Date: Monday, February 29th, 2016
Location: Global Center for Academic and Spiritual Life
New York University, Grand Hall, 5th floor
238 Thompson Street (between West 3rd Street
and Washington Square South)
New York, NY 10012
Caryl Phillips was born in St.Kitts, West Indies, and brought up in England. He is the author of numerous books of non-fiction and fiction. Dancing in the Dark won the 2006 PEN Open Book Award, and A Distant Shore won the 2004 Commonwealth Writers Prize. His other awards include the Martin Luther King Memorial Prize, a Lannan Literary Award, a Guggenheim Fellowship, and the James Tait Black Memorial Prize for Crossing the River, which was also short-listed for the Booker Prize. He has written extensively for the stage, television, and film, and is a regular contributor to newspapers and magazines on both sides of the Atlantic. He is a fellow of the Royal Society of Literature, and holds honorary doctorates from a number of universities. He has taught at universities in Singapore, Ghana, Sweden and Barbados and is currently Professor of English at Yale University. His latest novel, The Lost Child, was published in 2015.

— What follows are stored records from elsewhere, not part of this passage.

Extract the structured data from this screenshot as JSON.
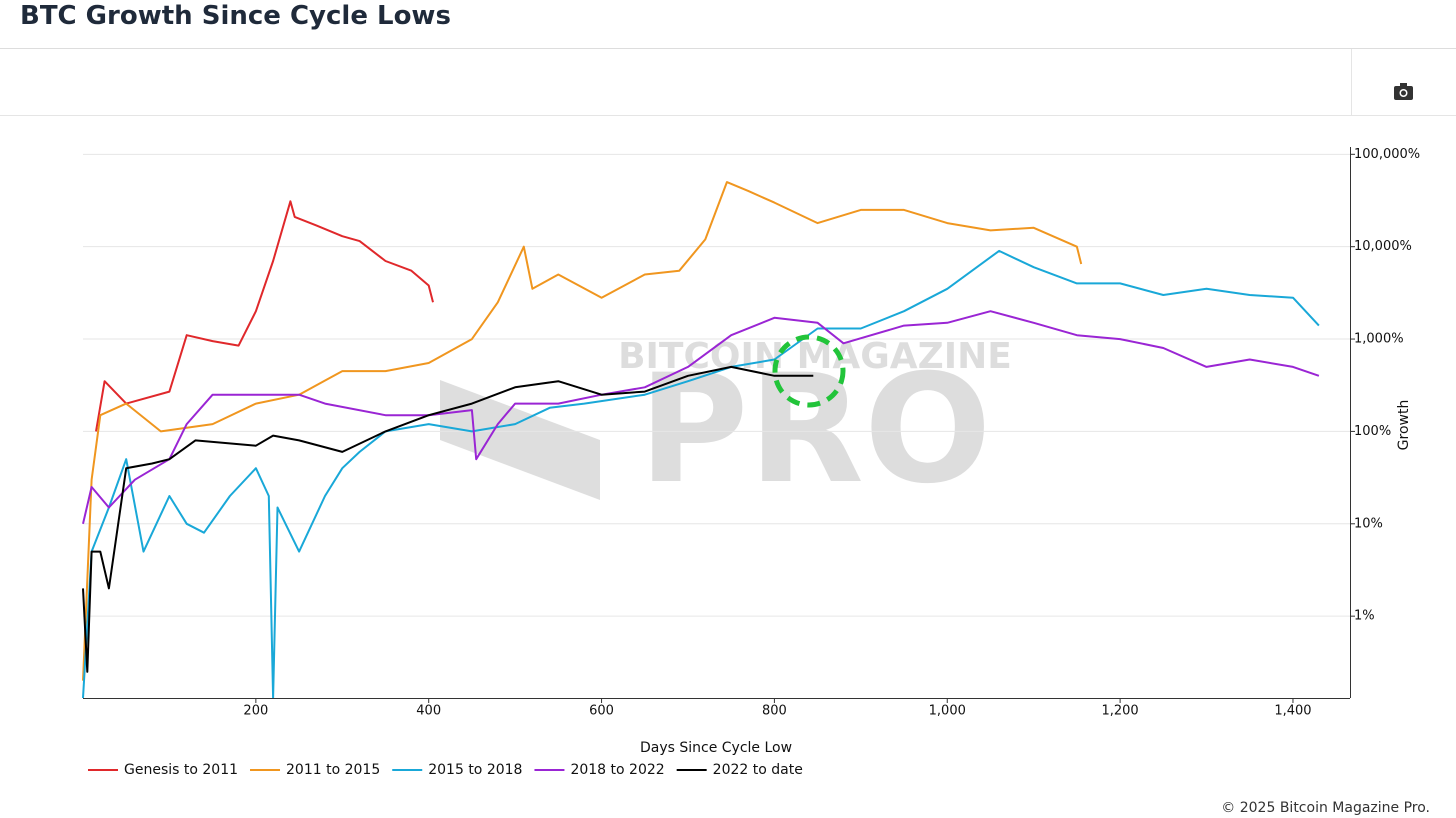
{
  "header": {
    "title": "BTC Growth Since Cycle Lows"
  },
  "chart_data": {
    "type": "line",
    "x_label": "Days Since Cycle Low",
    "y_label": "Growth",
    "watermark": {
      "top": "BITCOIN MAGAZINE",
      "bottom": "PRO"
    },
    "xlim": [
      0,
      1466
    ],
    "xticks": [
      200,
      400,
      600,
      800,
      {
        "value": 1000,
        "label": "1,000"
      },
      {
        "value": 1200,
        "label": "1,200"
      },
      {
        "value": 1400,
        "label": "1,400"
      }
    ],
    "ylim": [
      0.13,
      120000
    ],
    "yscale": "log",
    "yticks": [
      {
        "value": 1,
        "label": "1%"
      },
      {
        "value": 10,
        "label": "10%"
      },
      {
        "value": 100,
        "label": "100%"
      },
      {
        "value": 1000,
        "label": "1,000%"
      },
      {
        "value": 10000,
        "label": "10,000%"
      },
      {
        "value": 100000,
        "label": "100,000%"
      }
    ],
    "grid": true,
    "legend": "bottom-left",
    "series": [
      {
        "name": "Genesis to 2011",
        "color": "#e0282b",
        "x": [
          15,
          25,
          50,
          100,
          120,
          150,
          180,
          200,
          220,
          240,
          245,
          270,
          300,
          320,
          350,
          380,
          400,
          405
        ],
        "values": [
          100,
          350,
          200,
          270,
          1100,
          950,
          850,
          2000,
          7000,
          31000,
          21000,
          17000,
          13000,
          11500,
          7000,
          5500,
          3800,
          2500
        ]
      },
      {
        "name": "2011 to 2015",
        "color": "#f0961f",
        "x": [
          0,
          10,
          20,
          50,
          90,
          150,
          200,
          250,
          300,
          350,
          400,
          450,
          480,
          510,
          520,
          550,
          600,
          650,
          690,
          720,
          745,
          770,
          800,
          850,
          900,
          950,
          1000,
          1050,
          1100,
          1150,
          1155
        ],
        "values": [
          0.2,
          30,
          150,
          200,
          100,
          120,
          200,
          250,
          450,
          450,
          550,
          1000,
          2500,
          10000,
          3500,
          5000,
          2800,
          5000,
          5500,
          12000,
          50000,
          40000,
          30000,
          18000,
          25000,
          25000,
          18000,
          15000,
          16000,
          10000,
          6500
        ]
      },
      {
        "name": "2015 to 2018",
        "color": "#19a8d8",
        "x": [
          0,
          10,
          30,
          50,
          70,
          100,
          120,
          140,
          170,
          200,
          215,
          220,
          225,
          250,
          280,
          300,
          320,
          350,
          400,
          450,
          500,
          540,
          580,
          650,
          700,
          750,
          800,
          850,
          900,
          950,
          1000,
          1060,
          1100,
          1150,
          1200,
          1250,
          1300,
          1350,
          1400,
          1430
        ],
        "values": [
          0.13,
          5,
          15,
          50,
          5,
          20,
          10,
          8,
          20,
          40,
          20,
          0.13,
          15,
          5,
          20,
          40,
          60,
          100,
          120,
          100,
          120,
          180,
          200,
          250,
          350,
          500,
          600,
          1300,
          1300,
          2000,
          3500,
          9000,
          6000,
          4000,
          4000,
          3000,
          3500,
          3000,
          2800,
          1400
        ]
      },
      {
        "name": "2018 to 2022",
        "color": "#9a25d4",
        "x": [
          0,
          10,
          30,
          60,
          100,
          120,
          150,
          200,
          250,
          280,
          350,
          400,
          450,
          455,
          480,
          500,
          550,
          600,
          650,
          700,
          750,
          800,
          850,
          880,
          950,
          1000,
          1050,
          1100,
          1150,
          1200,
          1250,
          1300,
          1350,
          1400,
          1430
        ],
        "values": [
          10,
          25,
          15,
          30,
          50,
          120,
          250,
          250,
          250,
          200,
          150,
          150,
          170,
          50,
          120,
          200,
          200,
          250,
          300,
          500,
          1100,
          1700,
          1500,
          900,
          1400,
          1500,
          2000,
          1500,
          1100,
          1000,
          800,
          500,
          600,
          500,
          400
        ]
      },
      {
        "name": "2022 to date",
        "color": "#000000",
        "x": [
          0,
          5,
          10,
          20,
          30,
          50,
          80,
          100,
          130,
          200,
          220,
          250,
          300,
          350,
          400,
          450,
          500,
          550,
          600,
          650,
          700,
          750,
          800,
          845
        ],
        "values": [
          2,
          0.25,
          5,
          5,
          2,
          40,
          45,
          50,
          80,
          70,
          90,
          80,
          60,
          100,
          150,
          200,
          300,
          350,
          250,
          270,
          400,
          500,
          400,
          400
        ]
      }
    ]
  },
  "footer": {
    "copyright": "© 2025 Bitcoin Magazine Pro."
  }
}
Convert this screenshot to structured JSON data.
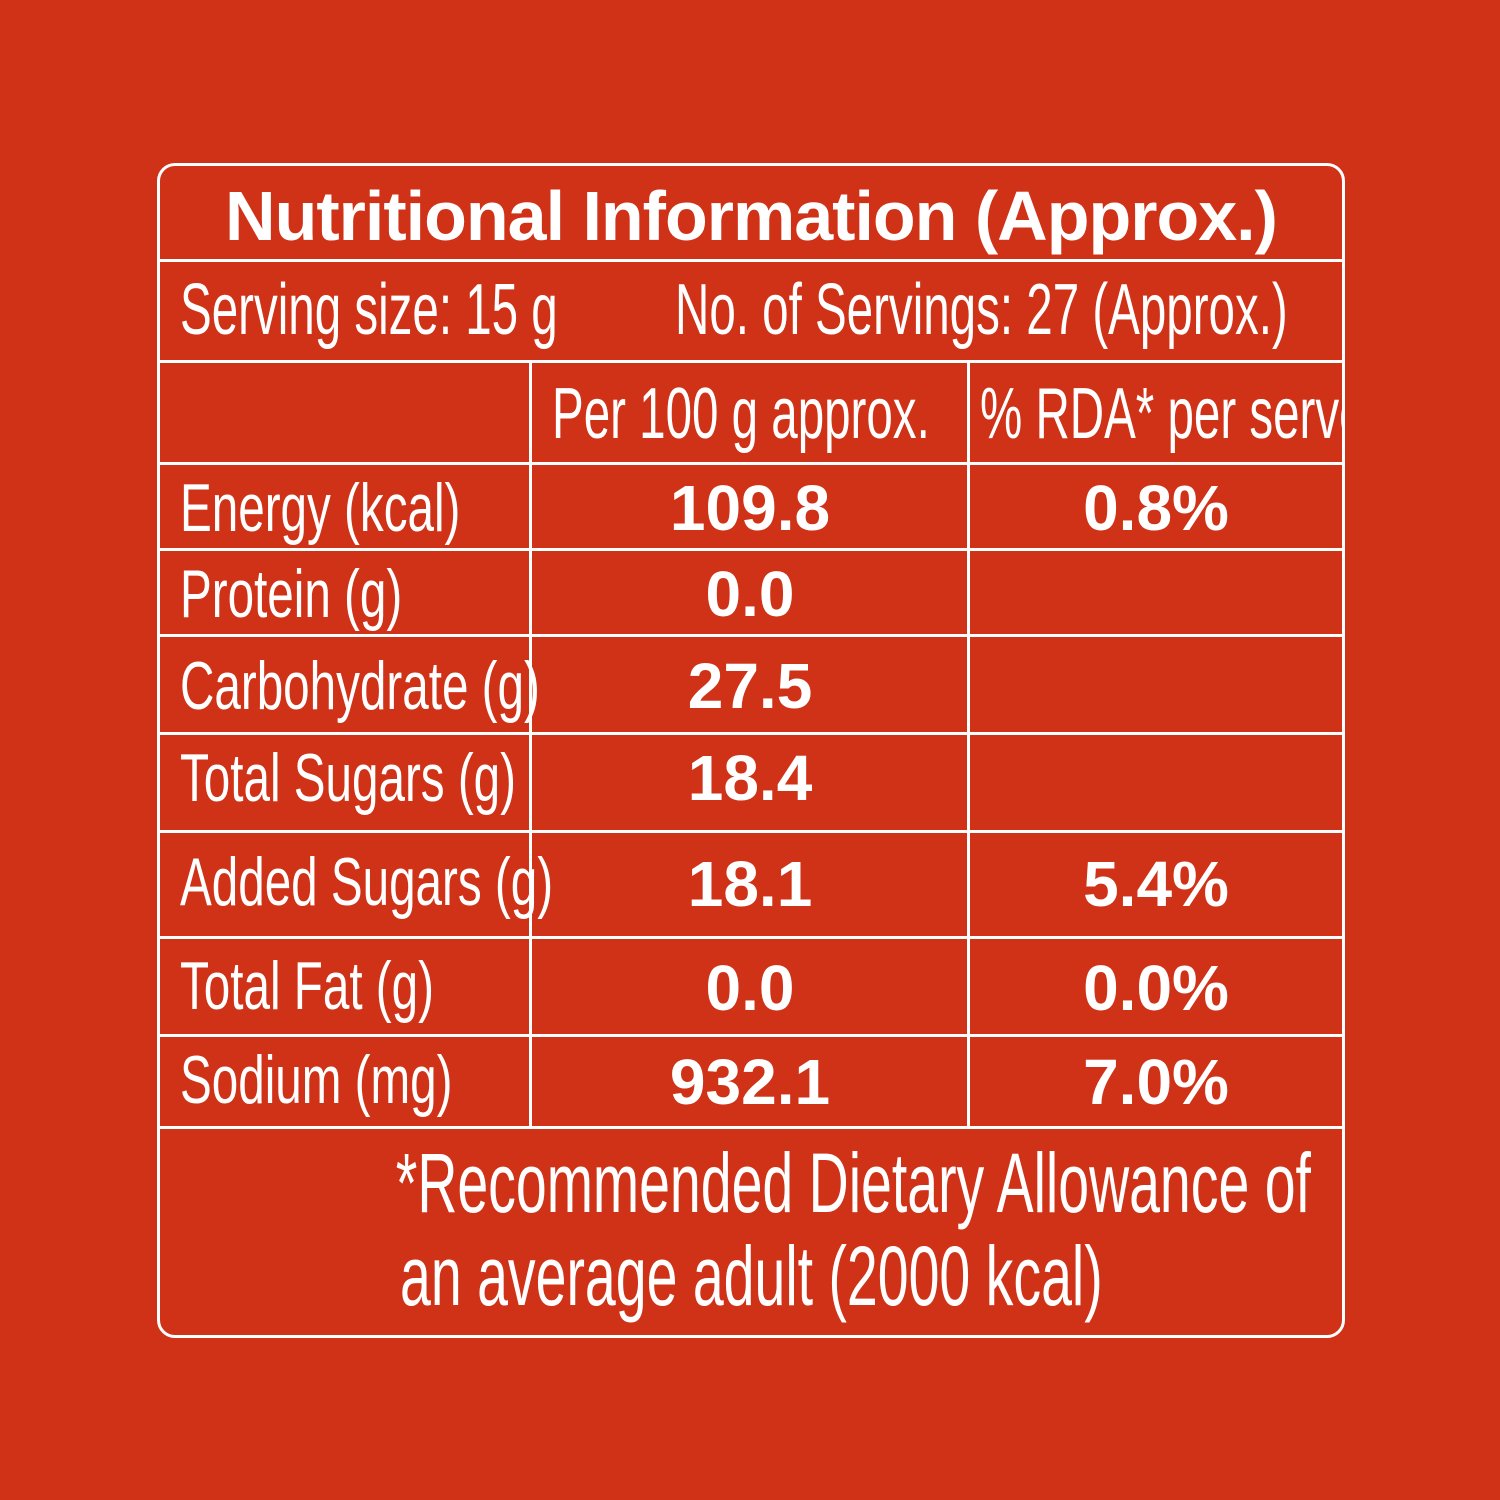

J. Michael Dash is Professor of French at New York University and has worked extensively on Haitian and French Caribbean writers, especially Edouard Glissant, whose works, The Ripening (1985), Caribbean Discourse (1989) and Monsieur Toussaint (2005) he has translated into English. His publications include Literature and Ideology in Haiti (1981), Haiti and the United States (1988), Edouard Glissant (1995), The Other America: Caribbean Literature in a New World Context (1998). His most recent books are, Libeté: A Haiti Anthology (1999) with Charles Arthur and Culture and Customs of Haiti (2001).